Improve Your Voiceovers–and Life–with Pranayama.

exhale dandelion

Here’s a great multitask that’s good for your voiceovers, your body, and your well-being: adding pranayama to your vocal warm up.

In voice over work, some sentences (or days) just go on and on. Tuning up your body and breath awareness with pranayama can reduce the need for big (or sneaky sips of) breaths in awkward moments, cleaning up your dry recordings, reducing editing time, and increasing session stamina.

Pranayama…

  • Is one of the eight arms of yoga.
  • Involves regulation of breath through different techniques and breathing exercises. One you may already practice if you do yoga is ujjayi breathing.

One pranayama technique I like in particular is kapalabhati (KAH-pah-lah-BAH-tee). Use kapalabhati to:

  • increase breath awareness and control
  • improve voicing stamina (for long sentences and long sessions)
  • reduce audition nerves
  • and clear those pipes (Keep a box of tissues handy.)

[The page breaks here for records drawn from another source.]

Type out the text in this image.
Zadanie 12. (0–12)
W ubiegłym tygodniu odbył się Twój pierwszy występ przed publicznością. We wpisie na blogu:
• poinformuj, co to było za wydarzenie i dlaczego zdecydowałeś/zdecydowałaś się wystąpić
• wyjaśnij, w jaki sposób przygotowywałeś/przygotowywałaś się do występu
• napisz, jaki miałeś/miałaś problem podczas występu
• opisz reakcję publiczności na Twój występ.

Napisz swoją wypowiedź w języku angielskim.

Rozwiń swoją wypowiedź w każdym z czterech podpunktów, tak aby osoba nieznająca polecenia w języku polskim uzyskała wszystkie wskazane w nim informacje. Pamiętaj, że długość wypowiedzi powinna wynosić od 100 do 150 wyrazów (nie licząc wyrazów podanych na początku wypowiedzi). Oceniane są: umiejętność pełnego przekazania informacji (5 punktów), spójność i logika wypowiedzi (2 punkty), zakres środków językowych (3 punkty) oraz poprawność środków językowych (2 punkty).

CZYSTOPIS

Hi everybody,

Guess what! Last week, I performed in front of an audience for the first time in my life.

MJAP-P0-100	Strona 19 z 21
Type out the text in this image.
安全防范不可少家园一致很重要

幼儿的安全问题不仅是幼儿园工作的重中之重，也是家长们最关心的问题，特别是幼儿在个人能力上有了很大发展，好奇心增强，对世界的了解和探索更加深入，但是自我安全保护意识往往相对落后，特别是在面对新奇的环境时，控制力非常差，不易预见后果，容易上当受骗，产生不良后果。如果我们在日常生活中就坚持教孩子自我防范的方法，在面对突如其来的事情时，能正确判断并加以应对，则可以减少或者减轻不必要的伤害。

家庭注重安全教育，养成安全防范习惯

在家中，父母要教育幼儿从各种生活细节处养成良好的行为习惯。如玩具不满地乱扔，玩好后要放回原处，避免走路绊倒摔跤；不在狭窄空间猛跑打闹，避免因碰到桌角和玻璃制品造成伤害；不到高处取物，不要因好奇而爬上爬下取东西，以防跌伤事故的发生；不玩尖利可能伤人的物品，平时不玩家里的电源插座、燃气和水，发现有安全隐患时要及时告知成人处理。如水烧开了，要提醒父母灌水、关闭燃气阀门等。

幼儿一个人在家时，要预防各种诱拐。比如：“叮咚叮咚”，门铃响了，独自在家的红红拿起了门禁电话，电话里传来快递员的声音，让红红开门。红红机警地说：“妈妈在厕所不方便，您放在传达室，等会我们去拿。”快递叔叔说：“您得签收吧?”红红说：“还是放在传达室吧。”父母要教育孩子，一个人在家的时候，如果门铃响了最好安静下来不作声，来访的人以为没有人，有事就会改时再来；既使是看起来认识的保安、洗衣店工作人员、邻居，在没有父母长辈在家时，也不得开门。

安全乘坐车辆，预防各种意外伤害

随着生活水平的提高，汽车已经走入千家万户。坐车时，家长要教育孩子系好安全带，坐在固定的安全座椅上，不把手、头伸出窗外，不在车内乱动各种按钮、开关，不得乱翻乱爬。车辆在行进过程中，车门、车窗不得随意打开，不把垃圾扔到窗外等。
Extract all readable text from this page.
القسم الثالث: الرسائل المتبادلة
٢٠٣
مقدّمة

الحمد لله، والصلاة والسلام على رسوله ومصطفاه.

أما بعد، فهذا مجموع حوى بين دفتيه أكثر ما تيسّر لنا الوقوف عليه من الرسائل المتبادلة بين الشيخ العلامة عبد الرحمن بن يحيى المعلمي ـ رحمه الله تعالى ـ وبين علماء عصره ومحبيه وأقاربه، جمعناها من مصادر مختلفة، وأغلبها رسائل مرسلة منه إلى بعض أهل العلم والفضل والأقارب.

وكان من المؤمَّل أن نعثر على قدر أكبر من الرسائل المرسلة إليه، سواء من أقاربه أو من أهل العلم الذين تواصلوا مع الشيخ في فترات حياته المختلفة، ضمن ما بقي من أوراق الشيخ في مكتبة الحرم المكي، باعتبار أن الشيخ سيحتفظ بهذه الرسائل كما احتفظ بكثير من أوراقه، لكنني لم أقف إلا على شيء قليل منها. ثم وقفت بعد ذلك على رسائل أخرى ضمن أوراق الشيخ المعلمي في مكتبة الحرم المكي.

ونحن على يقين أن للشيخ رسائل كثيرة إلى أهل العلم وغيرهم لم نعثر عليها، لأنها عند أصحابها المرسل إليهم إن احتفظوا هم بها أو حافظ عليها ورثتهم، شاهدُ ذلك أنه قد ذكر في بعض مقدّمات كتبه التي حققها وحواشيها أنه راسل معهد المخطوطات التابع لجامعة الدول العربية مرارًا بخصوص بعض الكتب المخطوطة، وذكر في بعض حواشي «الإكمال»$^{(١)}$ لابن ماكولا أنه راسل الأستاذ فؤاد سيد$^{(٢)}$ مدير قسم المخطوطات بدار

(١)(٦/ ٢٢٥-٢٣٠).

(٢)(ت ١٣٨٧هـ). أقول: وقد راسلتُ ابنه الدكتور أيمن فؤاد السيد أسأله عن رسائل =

Watch: How to practice kapalabhati.

Intrigued? There’s a ton more information you can search for online about pranayama and, in particular, kapalabhati. And it’s nice to warm into kapalabhati with nadi shodhana. But use common sense–this isn’t for folks with health problems without your doctor’s okay. Don’t just think “breathing diseases” but also hypertension, glaucoma, and whatever else your doctor will know but I won’t. If you get light-headed, stop and try another time. You might get a pranayama instructor to work with you. Of course, the possibility of getting light-headed means no kapalabhati while driving to that audition or session.

voiceover stamina with pranayama

Work the exhale. The inhale is passive.

Better practice, better voiceovers, better living.

Remember, in kapalabhati it’s the exhale that’s active. Puff out with enough force (quick, bellows-like, belly-button-reaching-for-the-spine exhalations), and the inhalation takes care of itselfIn fact, do you ever feel as though you can’t breathe deeply enough? You might actually be holding your breath a little. Whether it’s simply from habit or a result of tension, when you don’t exhale completely your chest can feel tight, as though you can’t get in enough air. Teach yourself to exhale more completely with pranayama, and you’ll not only find more breath for your voiceovers, but you’ll learn a new body and breath awareness that can help you feel better, too.